2024-10-08 Users experiencing slow loading and crashing

Date

Oct 8, 2024

Authors

@Rob Pink @Steven Howard @Joseph (Pepe) Kelly @Tobi Olufuwa

Status

Done

Summary

Some users experiencing issues with TIS, describing it as “crashing and slow loading over a couple of days”.

Impact

Users unable to use TIS
https://hee-tis.atlassian.net/browse/TIS21-6610

Non-technical Description

Users on TIS reported that the application was very slow and occasionally crashing when attempting to retrieve or update data. This was the result of proxy errors being returned from the TCS enpoints. image-20241010-095351.png

 


Trigger

A spike in incoming requests caused the servers hosting key services to exceed their CPU capacity, leading to an inability to process these requests in a timely manner.


Detection

Notified by Users on Teams channel


Resolution

  • Replacing TCS tasks

  • Increased the TCS tasks memory from 2GB - 3GB


Timeline

All times BST unless otherwise indicated.

  • Oct 8, 2024 11:28 Numerous requests to TCS start responding with a “Bad Gateway” error.
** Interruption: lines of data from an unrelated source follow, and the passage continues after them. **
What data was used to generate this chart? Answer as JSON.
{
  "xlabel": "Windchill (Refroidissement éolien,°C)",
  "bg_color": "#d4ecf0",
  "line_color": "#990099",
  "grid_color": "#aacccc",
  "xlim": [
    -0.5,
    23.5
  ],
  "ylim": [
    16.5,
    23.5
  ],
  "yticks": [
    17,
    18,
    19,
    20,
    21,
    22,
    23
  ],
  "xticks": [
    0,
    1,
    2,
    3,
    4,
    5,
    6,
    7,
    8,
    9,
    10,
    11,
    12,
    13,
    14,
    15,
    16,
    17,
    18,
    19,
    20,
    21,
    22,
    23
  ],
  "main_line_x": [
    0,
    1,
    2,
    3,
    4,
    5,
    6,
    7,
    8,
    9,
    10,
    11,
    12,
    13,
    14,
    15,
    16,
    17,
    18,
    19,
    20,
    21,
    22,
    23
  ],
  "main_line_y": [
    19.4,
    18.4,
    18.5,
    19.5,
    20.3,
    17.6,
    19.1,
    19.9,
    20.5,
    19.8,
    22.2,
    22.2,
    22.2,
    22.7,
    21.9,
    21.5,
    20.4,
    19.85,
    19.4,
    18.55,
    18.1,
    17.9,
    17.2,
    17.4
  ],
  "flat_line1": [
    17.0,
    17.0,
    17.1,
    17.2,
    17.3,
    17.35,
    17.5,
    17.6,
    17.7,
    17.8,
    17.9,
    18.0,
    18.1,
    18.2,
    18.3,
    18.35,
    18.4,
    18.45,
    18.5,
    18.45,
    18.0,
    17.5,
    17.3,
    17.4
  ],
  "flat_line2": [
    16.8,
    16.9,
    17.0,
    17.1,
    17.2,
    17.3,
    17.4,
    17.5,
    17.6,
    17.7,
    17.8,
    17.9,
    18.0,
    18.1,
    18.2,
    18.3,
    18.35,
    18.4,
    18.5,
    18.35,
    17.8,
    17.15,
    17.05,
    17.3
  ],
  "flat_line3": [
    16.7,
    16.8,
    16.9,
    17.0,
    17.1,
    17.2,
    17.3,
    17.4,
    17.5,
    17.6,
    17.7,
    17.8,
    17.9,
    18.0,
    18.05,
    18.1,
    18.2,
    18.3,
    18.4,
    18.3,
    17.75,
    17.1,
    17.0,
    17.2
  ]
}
Logs show that all 3 tasks were receiving and processing some activity.

  • Oct 8, 2024 1229 user reported problem on Teams “TIS being slow / crashing when doing updates - A few of us in Wessex are experiencing issues with TIS when trying to do updates - it keeps crashing and is being really slow loading over the past couple of days.”

  • Oct 8, 2024 1300 Message acknowledged

  • Oct 8, 2024 1328 Last minute when multiple requests to TCS failed. Some errors occurred later, close to 3 pm & 5-6pm

  • Oct 8, 2024 1342 Errors spotted on esr-sentry channel so ESR services stopped to prevent potential errors

  • Oct 8, 2024 1353 Service restarted and reported to users that looks resolved

  • Oct 8, 2024 1410 Users confirmed things back to normal

  • Oct 11, 2024 16:00 Logs relating to ESR checked and ESR services restarted

  • Oct 12, 2024 11:00 Applicant records from 8th Oct sent out

  • Oct 12, 2024 12:00 Notification records from 8th Oct sent out excluding stale

  • Oct 30, 2024 Triggered a 502 error by overloading the tcs service on stage with a high volume of requests to increase CPU utilization

fnfb-502.PNG

5 Whys (or other analysis of Root Cause)

Q. Why was TIS responding slowly or crashing?
A. TCS endpoints were not returning data and timing out with proxy errors

Q. Why was TCS erroring and not returning data
A. TCS was unable to process the requests in a timely manner due to high CPU utilization and memory.

Q. Why were there not enough tasks to handle the increased load?
A. Auto-scaling was not enabled, so the system did not automatically scale up the number of tasks in response to the surge in traffic.

Q. Why were there errors on sentry-esr?
A. TCS was unresponsive


Action Items

Action Items

Owner

 

Action Items

Owner

 

Implement Auto-Scaling

& Enhance Monitoring and Alerts

@Tobi Olufuwa

https://hee-tis.atlassian.net/browse/TIS21-6690

 

 

 

 

 

 

See also:


Lessons Learned

  • Importance of Auto-Scaling: The absence of auto-scaling left the system vulnerable to unexpected traffic surges, highlighting the critical need for automated scaling mechanisms to handle dynamic workloads efficiently.

  • Proactive Resource Management: Relying solely on static resource allocation can lead to bottlenecks during periods of high demand. Regular reviews of scaling configurations and resource management policies are essential to ensure the infrastructure can adapt to changing load patterns.

  • Monitoring and Early Detection: Enhanced monitoring and alerting are crucial for identifying system strain early. By detecting potential issues before they affect service performance, proactive interventions can be made to avoid disruptions.